1.14. “Processing of Personal Data” (or “Processing/Process”) means any operation or set of operations which is performed on Personal Data or on sets of Personal Data, whether or not by automated means, such as collection, recording, organization, structuring, storage, adaptation or alteration, retrieval, consultation, use, disclosure by transmission, dissemination or otherwise making available, alignment or combination, restriction, erasure or destruction.
1.15. “Purchase Order” means in the case of a Reseller Subscription, a purchase order, invoice, quote, agreement or other documentation between Subscriber and Reseller setting forth the Hosted Services and Subscription Quantities purchased by Subscriber from Reseller, the Territory within which Subscriber may use the Hosted Services and the fees to be paid by Subscriber for the Hosted Services.
1.16. “Report” means any output resulting from the Hosted Services data which is available online for viewing via the Hosted Services and downloadable, including in electronic format such as .pdf.
1.17. “Subscription Quantity” means (i) in the case of a Reseller Subscription, the quantity of subscriptions purchased as described in a Purchase Order; (ii) in the case of a Direct Enrollment Subscription, the quantity of subscriptions purchased as described in the Enrollment Form; and (iii) in the case of a Free Trial or Other Direct Subscription, the quantity of subscriptions that Mastercard or its Affiliates make available to Subscriber.

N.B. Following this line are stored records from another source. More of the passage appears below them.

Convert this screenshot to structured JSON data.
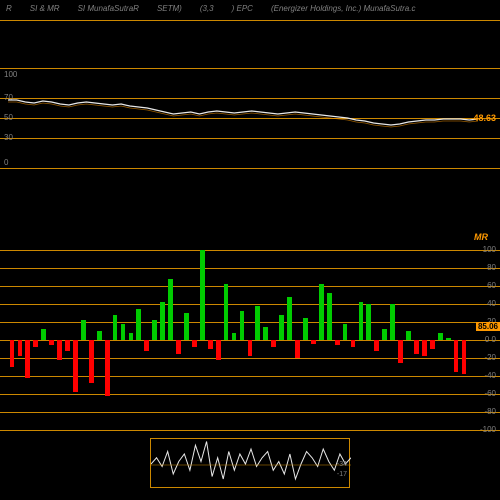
{
  "header": {
    "col1": "R",
    "col2": "SI & MR",
    "col3": "SI MunafaSutraR",
    "col4": "SETM)",
    "col5": "(3,3",
    "col6": ") EPC",
    "col7": "(Energizer Holdings, Inc.) MunafaSutra.c"
  },
  "upper": {
    "gridlines": [
      0,
      30,
      50,
      70,
      100
    ],
    "grid_color": "#cc8800",
    "rsi_points": [
      68,
      68,
      66,
      65,
      67,
      66,
      64,
      63,
      65,
      66,
      65,
      64,
      63,
      64,
      62,
      61,
      60,
      58,
      56,
      54,
      55,
      56,
      54,
      56,
      57,
      56,
      55,
      56,
      57,
      56,
      55,
      54,
      55,
      56,
      55,
      54,
      53,
      52,
      51,
      50,
      48,
      47,
      45,
      44,
      43,
      44,
      46,
      47,
      48,
      48,
      49,
      49,
      49,
      48,
      49
    ],
    "rsi_value": "48.63",
    "line_color": "#e8e8e8",
    "fill_color": "#ff9900"
  },
  "lower": {
    "label": "MR",
    "gridlines": [
      -100,
      -80,
      -60,
      -40,
      -20,
      0,
      20,
      40,
      60,
      80,
      100
    ],
    "grid_color": "#cc8800",
    "zero_label": "0  0",
    "value": "85.06",
    "bars": [
      -30,
      -18,
      -42,
      -8,
      12,
      -5,
      -22,
      -12,
      -58,
      22,
      -48,
      10,
      -62,
      28,
      18,
      8,
      35,
      -12,
      22,
      42,
      68,
      -15,
      30,
      -8,
      100,
      -10,
      -22,
      62,
      8,
      32,
      -18,
      38,
      15,
      -8,
      28,
      48,
      -20,
      25,
      -4,
      62,
      52,
      -5,
      18,
      -8,
      42,
      40,
      -12,
      12,
      40,
      -25,
      10,
      -15,
      -18,
      -10,
      8,
      2,
      -35,
      -38
    ],
    "pos_color": "#00cc00",
    "neg_color": "#ff0000"
  },
  "mini": {
    "points": [
      20,
      25,
      18,
      30,
      12,
      22,
      28,
      15,
      35,
      22,
      38,
      10,
      25,
      8,
      30,
      15,
      28,
      20,
      32,
      18,
      25,
      30,
      15,
      22,
      12,
      28,
      8,
      20,
      30,
      25,
      18,
      32,
      22,
      15,
      28,
      20,
      25
    ],
    "labels": [
      "-34",
      "-17"
    ],
    "line_color": "#e8e8e8"
  }
}
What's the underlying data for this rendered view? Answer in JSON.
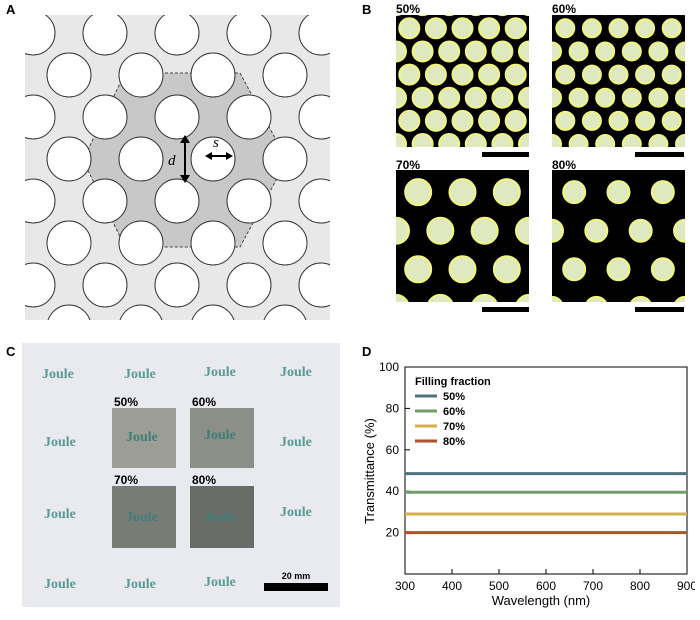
{
  "panels": {
    "a": {
      "letter": "A",
      "labels": {
        "diameter": "d",
        "spacing": "s"
      }
    },
    "b": {
      "letter": "B",
      "images": [
        {
          "label": "50%"
        },
        {
          "label": "60%"
        },
        {
          "label": "70%"
        },
        {
          "label": "80%"
        }
      ]
    },
    "c": {
      "letter": "C",
      "watermark": "Joule",
      "samples": [
        {
          "label": "50%",
          "text": "Joule",
          "color": "#9c9e96"
        },
        {
          "label": "60%",
          "text": "Joule",
          "color": "#8c8e88"
        },
        {
          "label": "70%",
          "text": "Joule",
          "color": "#797b75"
        },
        {
          "label": "80%",
          "text": "Joule",
          "color": "#6a6c67"
        }
      ],
      "scale_bar": "20 mm"
    },
    "d": {
      "letter": "D"
    }
  },
  "chart_data": {
    "type": "line",
    "xlabel": "Wavelength (nm)",
    "ylabel": "Transmittance (%)",
    "xlim": [
      300,
      900
    ],
    "ylim": [
      0,
      100
    ],
    "xticks": [
      300,
      400,
      500,
      600,
      700,
      800,
      900
    ],
    "yticks": [
      20,
      40,
      60,
      80,
      100
    ],
    "legend_title": "Filling fraction",
    "legend_position": "top-left",
    "grid": false,
    "series": [
      {
        "name": "50%",
        "color": "#4f7280",
        "values": [
          48.5,
          48.5
        ]
      },
      {
        "name": "60%",
        "color": "#6f9e6a",
        "values": [
          39.5,
          39.5
        ]
      },
      {
        "name": "70%",
        "color": "#d2b04e",
        "values": [
          29.0,
          29.0
        ]
      },
      {
        "name": "80%",
        "color": "#b0522a",
        "values": [
          20.0,
          20.0
        ]
      }
    ],
    "x": [
      300,
      900
    ]
  }
}
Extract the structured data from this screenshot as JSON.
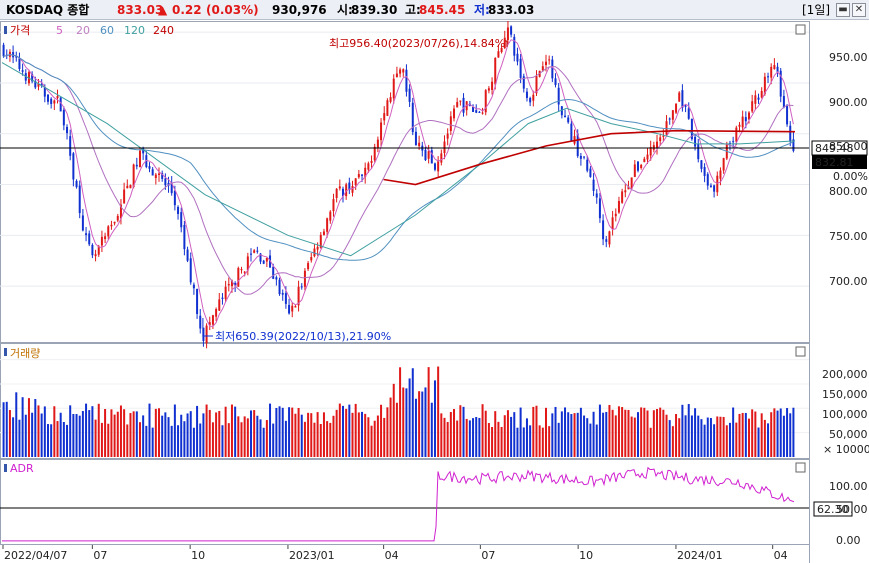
{
  "header": {
    "symbol": "KOSDAQ 종합",
    "price": "833.03",
    "change_arrow": "▲",
    "change": "0.22",
    "change_pct": "(0.03%)",
    "volume": "930,976",
    "open_label": "시:",
    "open": "839.30",
    "high_label": "고:",
    "high": "845.45",
    "low_label": "저:",
    "low": "833.03",
    "period": "[1일]",
    "colors": {
      "up": "#e01818",
      "down": "#1030d0"
    }
  },
  "price_panel": {
    "legend": {
      "price": "가격",
      "ma": [
        "5",
        "20",
        "60",
        "120",
        "240"
      ]
    },
    "annotation_high": "최고956.40(2023/07/26),14.84%",
    "annotation_low": "최저650.39(2022/10/13),21.90%",
    "label_last": "832.81",
    "label_ref": "849.48",
    "label_pct": "0.00%",
    "y_ticks": [
      "950.00",
      "900.00",
      "850.00",
      "800.00",
      "750.00",
      "700.00"
    ]
  },
  "volume_panel": {
    "title": "거래량",
    "y_ticks": [
      "200,000",
      "150,000",
      "100,000",
      "50,000"
    ],
    "unit": "× 10000"
  },
  "adr_panel": {
    "title": "ADR",
    "label_value": "62.30",
    "y_ticks": [
      "100.00",
      "50.00",
      "0.00"
    ]
  },
  "x_axis": [
    "2022/04/07",
    "07",
    "10",
    "2023/01",
    "04",
    "07",
    "10",
    "2024/01",
    "04"
  ],
  "chart_data": {
    "type": "candlestick",
    "title": "KOSDAQ 종합",
    "price_axis": {
      "ylim": [
        645,
        960
      ]
    },
    "price_path": [
      [
        "2022/04/07",
        935
      ],
      [
        "2022/05/15",
        890
      ],
      [
        "2022/06/01",
        880
      ],
      [
        "2022/06/25",
        745
      ],
      [
        "2022/07/01",
        725
      ],
      [
        "2022/07/20",
        760
      ],
      [
        "2022/08/15",
        830
      ],
      [
        "2022/09/15",
        790
      ],
      [
        "2022/10/13",
        650.39
      ],
      [
        "2022/11/01",
        690
      ],
      [
        "2022/12/01",
        735
      ],
      [
        "2022/12/15",
        720
      ],
      [
        "2023/01/02",
        670
      ],
      [
        "2023/01/20",
        720
      ],
      [
        "2023/02/15",
        790
      ],
      [
        "2023/03/15",
        810
      ],
      [
        "2023/04/10",
        900
      ],
      [
        "2023/04/20",
        910
      ],
      [
        "2023/05/01",
        840
      ],
      [
        "2023/05/20",
        820
      ],
      [
        "2023/06/10",
        880
      ],
      [
        "2023/07/01",
        870
      ],
      [
        "2023/07/26",
        956.4
      ],
      [
        "2023/08/15",
        880
      ],
      [
        "2023/08/31",
        930
      ],
      [
        "2023/09/20",
        860
      ],
      [
        "2023/10/15",
        800
      ],
      [
        "2023/10/26",
        745
      ],
      [
        "2023/11/15",
        800
      ],
      [
        "2023/12/01",
        825
      ],
      [
        "2023/12/20",
        850
      ],
      [
        "2024/01/05",
        890
      ],
      [
        "2024/01/20",
        830
      ],
      [
        "2024/02/05",
        790
      ],
      [
        "2024/02/20",
        840
      ],
      [
        "2024/03/10",
        870
      ],
      [
        "2024/03/25",
        905
      ],
      [
        "2024/04/05",
        915
      ],
      [
        "2024/04/16",
        845
      ],
      [
        "2024/04/22",
        833.03
      ]
    ],
    "ma120": [
      [
        "2022/04/07",
        920
      ],
      [
        "2022/07/15",
        860
      ],
      [
        "2022/10/15",
        790
      ],
      [
        "2023/01/01",
        750
      ],
      [
        "2023/03/01",
        730
      ],
      [
        "2023/05/01",
        770
      ],
      [
        "2023/07/01",
        820
      ],
      [
        "2023/08/15",
        860
      ],
      [
        "2023/09/20",
        875
      ],
      [
        "2023/11/01",
        860
      ],
      [
        "2023/12/15",
        850
      ],
      [
        "2024/01/20",
        840
      ],
      [
        "2024/03/01",
        840
      ],
      [
        "2024/04/22",
        843
      ]
    ],
    "ma240": [
      [
        "2023/04/01",
        805
      ],
      [
        "2023/05/01",
        800
      ],
      [
        "2023/07/01",
        820
      ],
      [
        "2023/09/01",
        838
      ],
      [
        "2023/11/01",
        850
      ],
      [
        "2024/01/01",
        853
      ],
      [
        "2024/04/22",
        852
      ]
    ],
    "volume": {
      "ylim": [
        0,
        230000
      ]
    },
    "adr": {
      "ylim": [
        -5,
        130
      ],
      "values": [
        [
          "2022/04/07",
          0
        ],
        [
          "2023/05/20",
          0
        ],
        [
          "2023/05/22",
          105
        ],
        [
          "2023/07/01",
          100
        ],
        [
          "2023/08/15",
          105
        ],
        [
          "2023/10/15",
          95
        ],
        [
          "2023/12/01",
          110
        ],
        [
          "2024/01/15",
          100
        ],
        [
          "2024/03/01",
          95
        ],
        [
          "2024/04/22",
          62.3
        ]
      ]
    }
  }
}
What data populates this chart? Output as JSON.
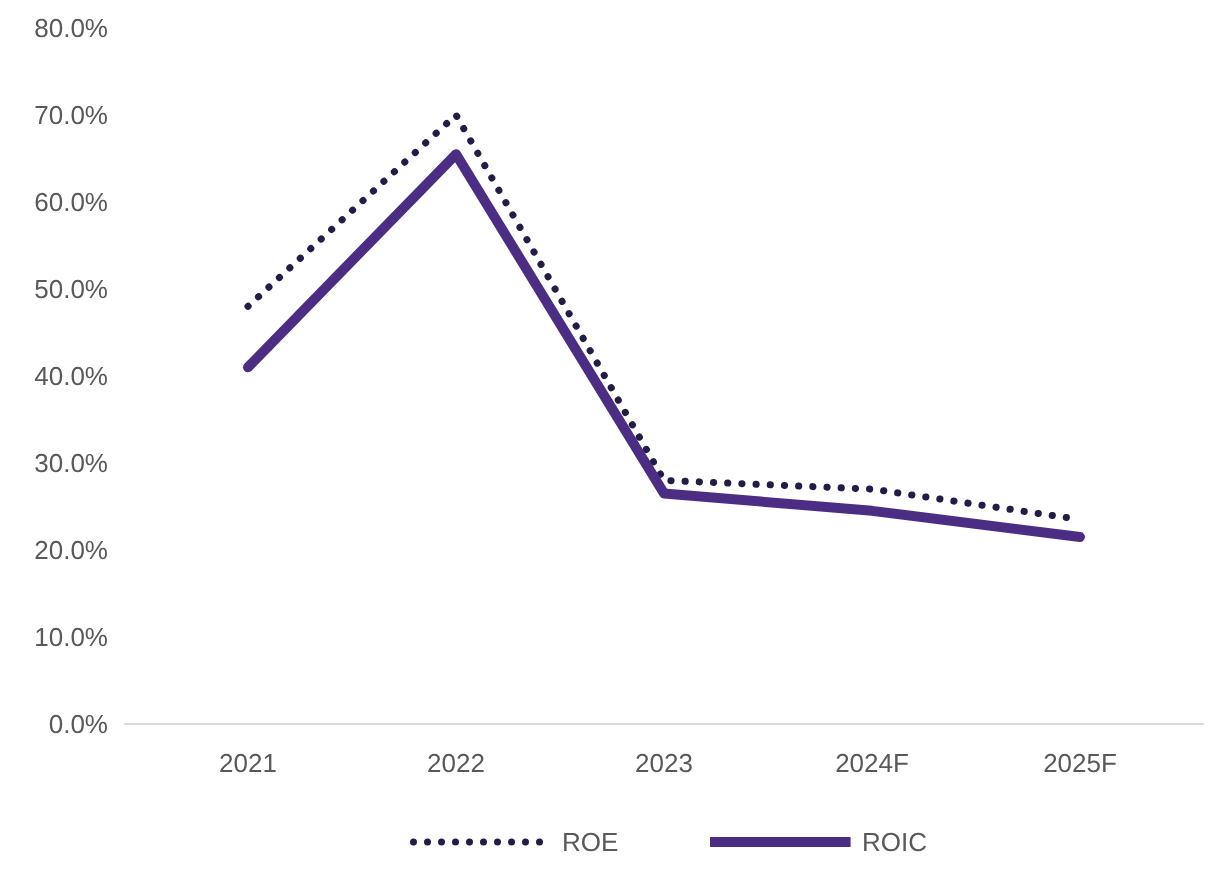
{
  "chart_data": {
    "type": "line",
    "categories": [
      "2021",
      "2022",
      "2023",
      "2024F",
      "2025F"
    ],
    "series": [
      {
        "name": "ROE",
        "color": "#231d45",
        "values": [
          48,
          70,
          28,
          27,
          23.5
        ],
        "line_style": "dotted"
      },
      {
        "name": "ROIC",
        "color": "#4b2e83",
        "values": [
          41,
          65.5,
          26.5,
          24.5,
          21.5
        ],
        "line_style": "solid"
      }
    ],
    "ylim": [
      0,
      80
    ],
    "yticks": [
      {
        "value": 0,
        "label": "0.0%"
      },
      {
        "value": 10,
        "label": "10.0%"
      },
      {
        "value": 20,
        "label": "20.0%"
      },
      {
        "value": 30,
        "label": "30.0%"
      },
      {
        "value": 40,
        "label": "40.0%"
      },
      {
        "value": 50,
        "label": "50.0%"
      },
      {
        "value": 60,
        "label": "60.0%"
      },
      {
        "value": 70,
        "label": "70.0%"
      },
      {
        "value": 80,
        "label": "80.0%"
      }
    ],
    "grid": false,
    "legend": "bottom",
    "marker": "none"
  }
}
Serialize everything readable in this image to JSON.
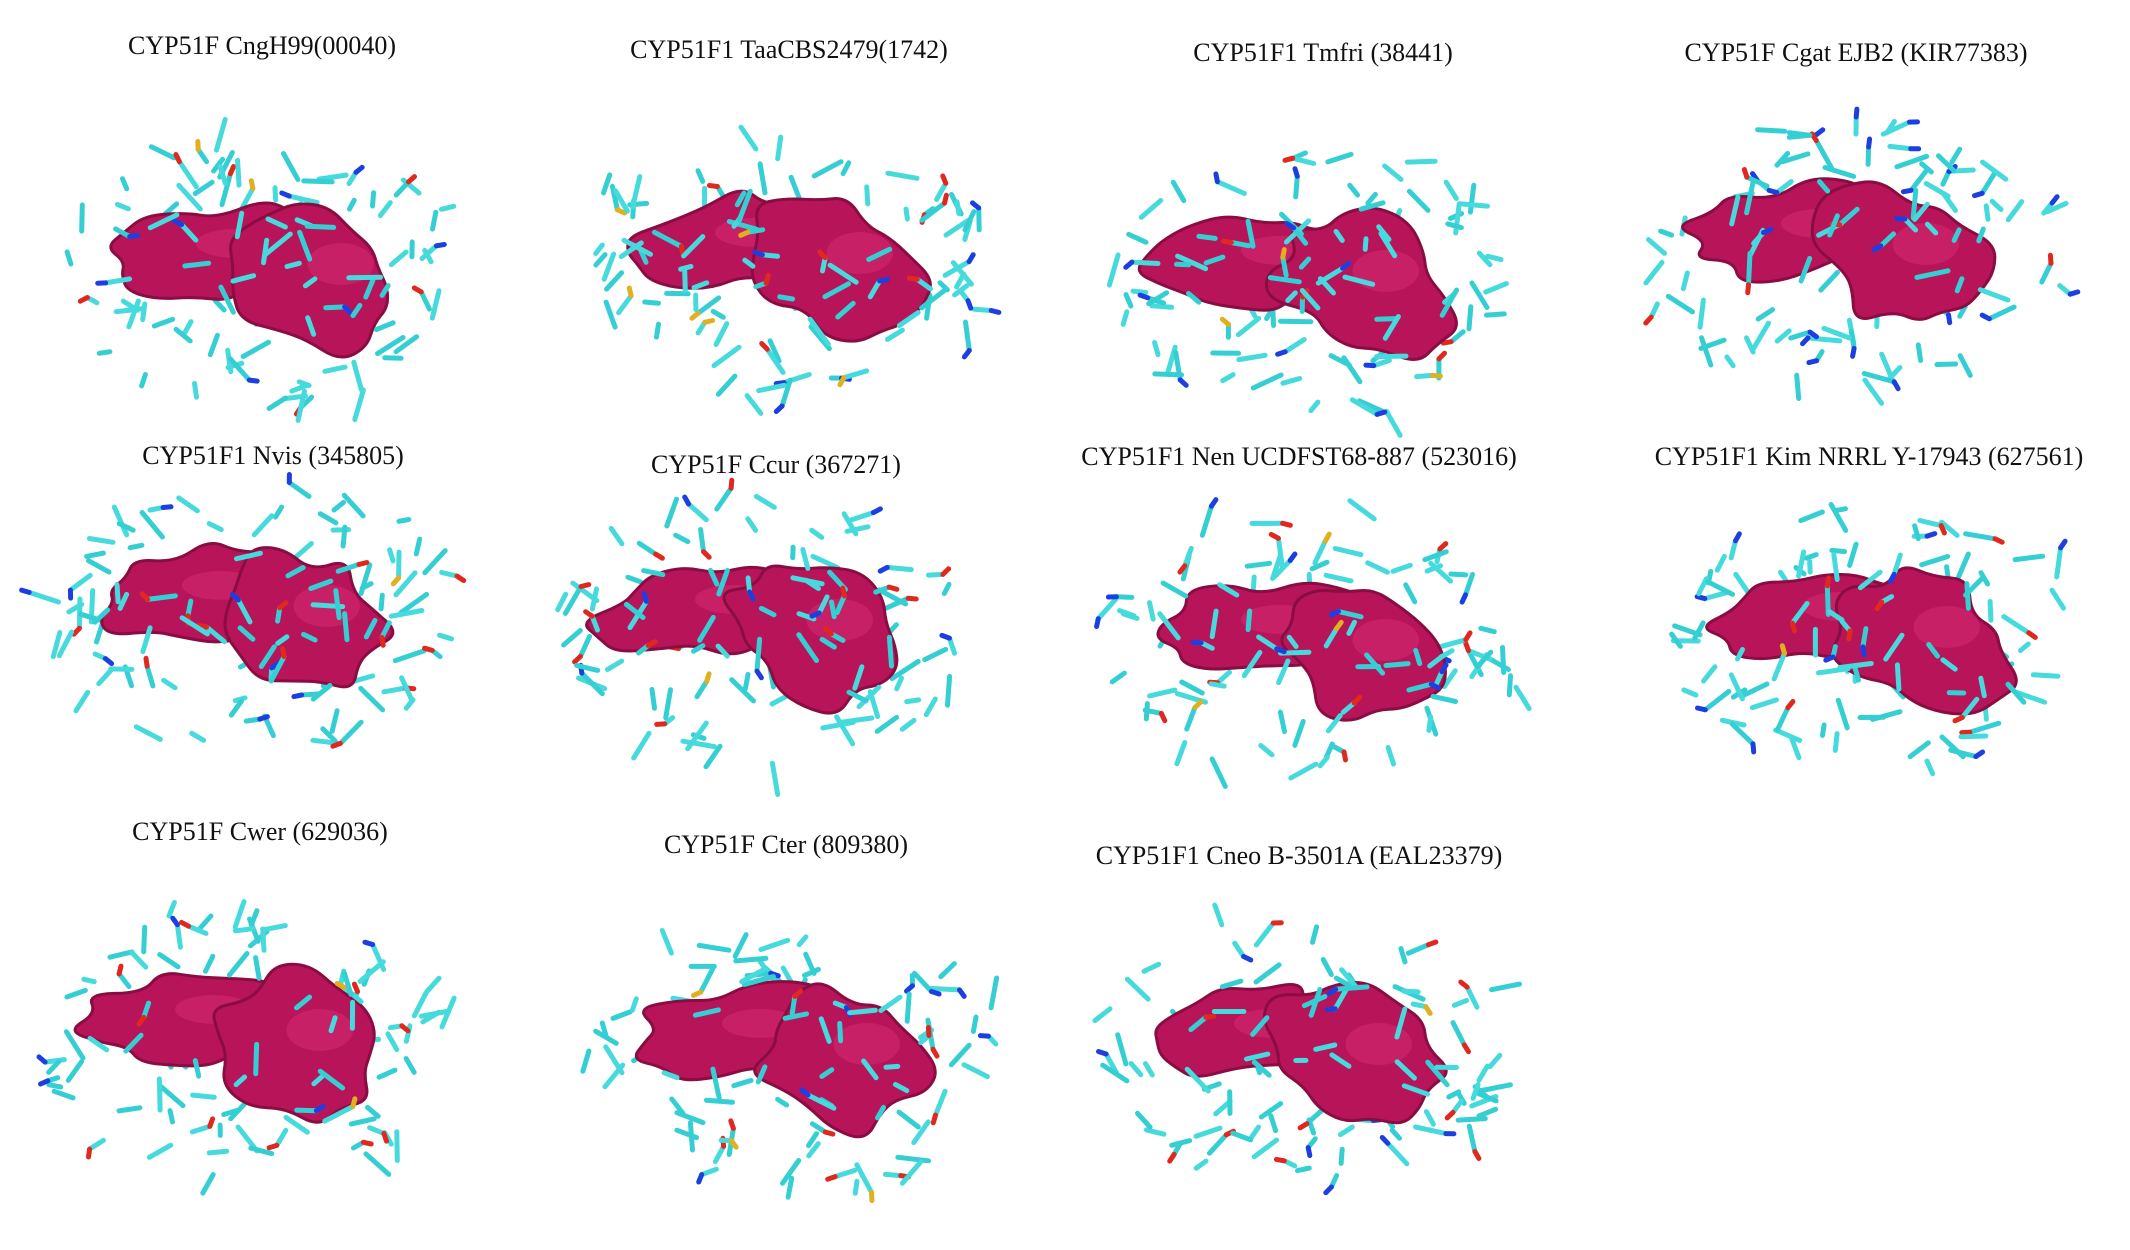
{
  "panels": [
    {
      "title": "CYP51F CngH99(00040)"
    },
    {
      "title": "CYP51F1 TaaCBS2479(1742)"
    },
    {
      "title": "CYP51F1 Tmfri (38441)"
    },
    {
      "title": "CYP51F Cgat EJB2 (KIR77383)"
    },
    {
      "title": "CYP51F1 Nvis (345805)"
    },
    {
      "title": "CYP51F Ccur (367271)"
    },
    {
      "title": "CYP51F1 Nen UCDFST68-887 (523016)"
    },
    {
      "title": "CYP51F1 Kim NRRL Y-17943 (627561)"
    },
    {
      "title": "CYP51F Cwer (629036)"
    },
    {
      "title": "CYP51F Cter (809380)"
    },
    {
      "title": "CYP51F1 Cneo B-3501A (EAL23379)"
    }
  ]
}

1.18. “Term” means (i) in the case of a Reseller Subscription, the term applicable to any Hosted Service as set forth in the applicable Purchase Order; (ii) in the case of a Direct Enrollment Subscription, the Initial Term together with any Renewal Term, as described in Section 2.1.3; and (iii) in the case of a Free Trial or Other Direct Subscription, the length of the Free Trial or Other Direct Subscription, as determined by Mastercard, in its sole discretion.
1.19. “Territory” means, unless otherwise specifically provided for in writing by Mastercard, the jurisdiction where the principal place of business of Subscriber is located.
1.20. “User” means an individual who is authorized by Subscriber to use the Hosted Services, for whom subscriptions to the Hosted Services have been purchased, and who have been supplied user identifications and passwords by Subscriber (or by Mastercard or its Affiliates, at Subscriber's request). Users may include but are not limited to employees, consultants, contractors and agents of Subscriber. Without limiting the foregoing, Users may also include Vendors authorized by Subscriber and permitted to access the Hosted Services to view Reports on a limited basis via an invitation-only process managed by Mastercard or its Affiliates for the purposes of understanding such Vendor’s own cybersecurity risk profile in order to mitigate Subscriber’s cybersecurity risk management concerns in relation to such Vendor.
1.21. “Vendor” means a third-party technology provider or service provider Subscriber monitors or intends to monitor via the Hosted Services.